IV Domenica del Tempo Ordinario - Anno B

Dt 18,15-20 / Sal 94 / 1Cor 7,32-35 / Mc 1,21-28

AUTORITÀ



Dopo aver esortato con calore e radicalità i fedeli di Corinto, l’apostolo Paolo questa domenica si fa più dolce arrivando quasi a scusarsi con i suoi fratelli nella fede: «Non per gettarvi un laccio, ma perché vi comportiate degnamente e restiate fedeli al Signore, senza deviazioni» (1Cor 7,35). Oggi le Scritture ci costringono ad affrontare un tema difficile, quello dell’autorità. Proprio in questi termini viene descritto e riconosciuto il modo di parlare e di insegnare del Maestro Gesù: «come uno che ha autorità» (Mc 1,22). Il significato di  autorità, secondo l’etimologia latina, corrisponde a ‘accrescere’, ‘aumentare’. L’etimologia greca è ancora più interessante: exousia significa avere un'esistenza (un essere) che proviene da fuori, da altro rispetto a sé. Gesù — sembra dire il vangelo — era un uomo che mostrava di avere autorità, cioè era una persona cresciuta (bene) e capace di far crescere gli altri.

Persi
Purtroppo, avvertiamo tutti un’istintiva antipatia verso l’idea che un’autorità, esterna al nostro modo di sentire, si possa permettere di giudicare e orientare la nostra vita. Avvertiamo questa intrusione come illegittima, una violazione di privacy, un «laccio» e non un sostegno alla nostra libertà per il nostro «bene» (1Cor 7,35). Strano, perché il bisogno di avere una guida autorevole per orientare il nostro cammino è antico quanto il mondo. Già Israele sentiva il bisogno di ricevere guide e profeti per essere introdotto nella terra della vita. Il Signore concesse sempre questo dono, ma non trascurò di segnalare anche un pericolo: «Ma il profeta che avrà la presunzione di dire in mio nome una cosa che io non gli ho comandato di dire, o che parlerà in nome di altri dèi, quel profeta dovrà morire» (Dt 18,20). Forse è per questo siamo diventati allergici a chi si propone come autorevole maestro e invece non lo è. Anzi, nel secolo scorso questo rigetto di ogni autorità è diventato un passaggio culturale, in virtù del quale siamo diventati una generazione orfana e smarrita. Siamo infatti liberi, indipendenti, spontanei e sfacciati. Ma siamo anche senza bussola, perplessi, confusi. Non abbiamo più riferimenti.
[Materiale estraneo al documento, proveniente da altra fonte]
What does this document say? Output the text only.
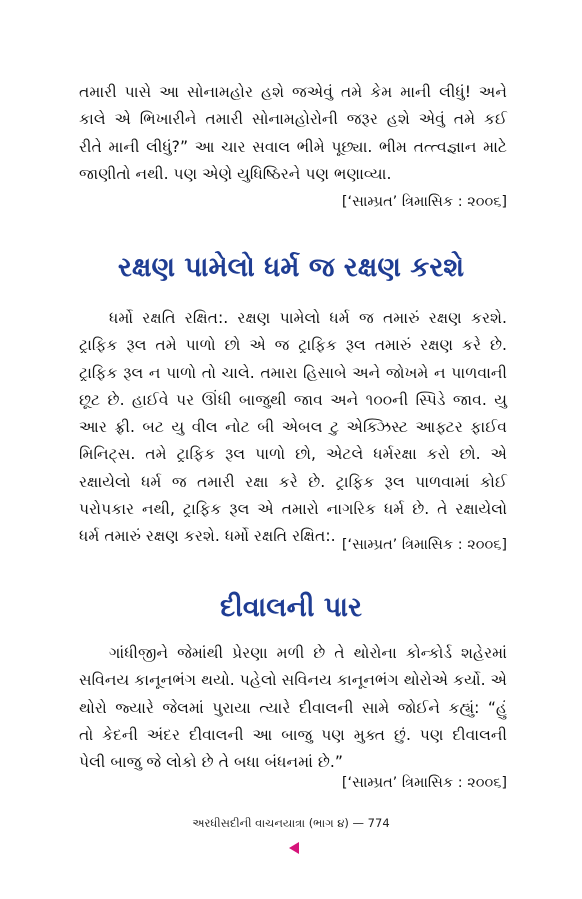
તમારી પાસે આ સોનામહોર હશે જએવું તમે કેમ માની લીધું! અને
કાલે એ ભિખારીને તમારી સોનામહોરોની જરૂર હશે એવું તમે કઈ
રીતે માની લીધું?” આ ચાર સવાલ ભીમે પૂછ્યા. ભીમ તત્ત્વજ્ઞાન માટે
જાણીતો નથી. પણ એણે યુધિષ્ઠિરને પણ ભણાવ્યા.
[‘સામ્પ્રત’ ત્રિમાસિક : ૨૦૦૬]
રક્ષણ પામેલો ધર્મ જ રક્ષણ કરશે
ધર્મો રક્ષતિ રક્ષિત:. રક્ષણ પામેલો ધર્મ જ તમારું રક્ષણ કરશે.
ટ્રાફિક રૂલ તમે પાળો છો એ જ ટ્રાફિક રૂલ તમારું રક્ષણ કરે છે.
ટ્રાફિક રૂલ ન પાળો તો ચાલે. તમારા હિસાબે અને જોખમે ન પાળવાની
છૂટ છે. હાઈવે પર ઊંધી બાજુથી જાવ અને ૧૦૦ની સ્પિડે જાવ. યુ
આર ફ્રી. બટ યુ વીલ નોટ બી એબલ ટુ એક્ઝિસ્ટ આફ્ટર ફાઈવ
મિનિટ્સ. તમે ટ્રાફિક રૂલ પાળો છો, એટલે ધર્મરક્ષા કરો છો. એ
રક્ષાયેલો ધર્મ જ તમારી રક્ષા કરે છે. ટ્રાફિક રૂલ પાળવામાં કોઈ
પરોપકાર નથી, ટ્રાફિક રૂલ એ તમારો નાગરિક ધર્મ છે. તે રક્ષાયેલો
ધર્મ તમારું રક્ષણ કરશે. ધર્મો રક્ષતિ રક્ષિત:. [‘સામ્પ્રત’ ત્રિમાસિક : ૨૦૦૬]
દીવાલની પાર
ગાંધીજીને જેમાંથી પ્રેરણા મળી છે તે થોરોના કોન્કોર્ડ શહેરમાં
સવિનય કાનૂનભંગ થયો. પહેલો સવિનય કાનૂનભંગ થોરોએ કર્યો. એ
થોરો જ્યારે જેલમાં પુરાયા ત્યારે દીવાલની સામે જોઈને કહ્યું: “હું
તો કેદની અંદર દીવાલની આ બાજુ પણ મુક્ત છું. પણ દીવાલની
પેલી બાજુ જે લોકો છે તે બધા બંધનમાં છે.”
[‘સામ્પ્રત’ ત્રિમાસિક : ૨૦૦૬]
અરધીસદીની વાચનયાત્રા (ભાગ ૪) — 774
Giochiamo i nostri giorni come una partita di calcio senza arbitro, li usiamo come un elettrodomestico senza foglietto di istruzioni, navighiamo dove ci pare, ma dove non sappiamo. 

Ammestrati
«Sei venuto a rovinarci?» (Mc 1,24), grida «un uomo posseduto da uno spirito impuro» (1,23) al Maestro Gesù che ha appena finito di insegnare con autorità nella sinagoga. In mezzo a tutta questa confusione, ecco svelata la domanda nascosta che ci impedisce di affidarci all’autorità di (un) Dio. Nel nostro cuore abita il sospetto che Dio, in fondo in fondo, voglia fregarci, perché lo avvertiamo come una minaccia alla nostra vita e alla nostra libertà. In effetti, il Signore quando entra nei sentieri della nostra vita, viene anche a distruggere. Ma non la nostra vita, soltanto quel pensiero «impuro» che non ci chiude e ci limita, cioè quei modi di vedere e affrontare la realtà fondati su piccole misure, mediocri ed egoiste. Il Signore ordina severamente a questo spirito di uscire, mettendo a tacere la nostra paura di fare verità: «Taci! Esci da lui» (1,25). Questa guarigione non è un processo né semplice né indolore, poiché «lo spirito impuro, straziandolo e gridando forte, uscì da lui» (1,26). Accogliere l’autorità di Dio nella nostra vita comporta un dolore, perché ci chiede di affrontare il trauma della correzione, l’umiltà di dover imparare da un altro a sviluppare nella verità il dono della nostra esistenza. Ma, del resto, come potrebbe un maestro insegnare senza correggere il discepolo? L'autore della lettera agli Ebrei spiega benissimo questa esperienza: «In verità, ogni correzione, sul momento, non sembra causa di gioia, ma di tristezza; dopo però arreca un frutto di pace e di giustizia a quelli che sono stati addestrati per suo mezzo» (Eb 12,11). 
Sereni
Oggi la chiesa celebra il Signore come «unico maestro» e «liberatore dalle potenze del male» (cf colletta). Questa verità può riempire di gioia la nostra vita, se si traduce in un’obbedienza seria e serena, condotta con intelligente collaborazione ad ogni parola che Dio, autorevolmente, è capace di rivolgere alla nostra coscienza. Si tratta di un percorso che non vuole rovinare ma costruire la nostra umanità, cacciando fuori la menzogna che può invece distruggere tutte le nostre migliori energie: l’illusione di avere una libertà che non ha bisogno di essere educata e indirizzata. Questo inganno ci fa precipitare nella faticosissima impresa di dover essere sempre splendidi, sempre all’altezza, sempre sul momento, cercando a ogni costo di bastare a noi stessi e agli altri. Per fortuna, le cose non stanno affatto così. La nostra libertà, come la nostra vita ci è donata da Dio. Quindi solo sotto la sua autorità possiamo imparare a comportarci «degnamente» (1Cor 7,35) e a vivere «senza preoccupazioni» (7,32). Fino a riconoscere che, in fondo, «ogni paternità nei cieli e sulla terra prende» o può prendere «nome» (Ef 3,15) da lui e così accettare le mediazioni umane e storiche attraverso cui la sua autorità ci prende per mano e ci restituisce alla vita dei figli di Dio.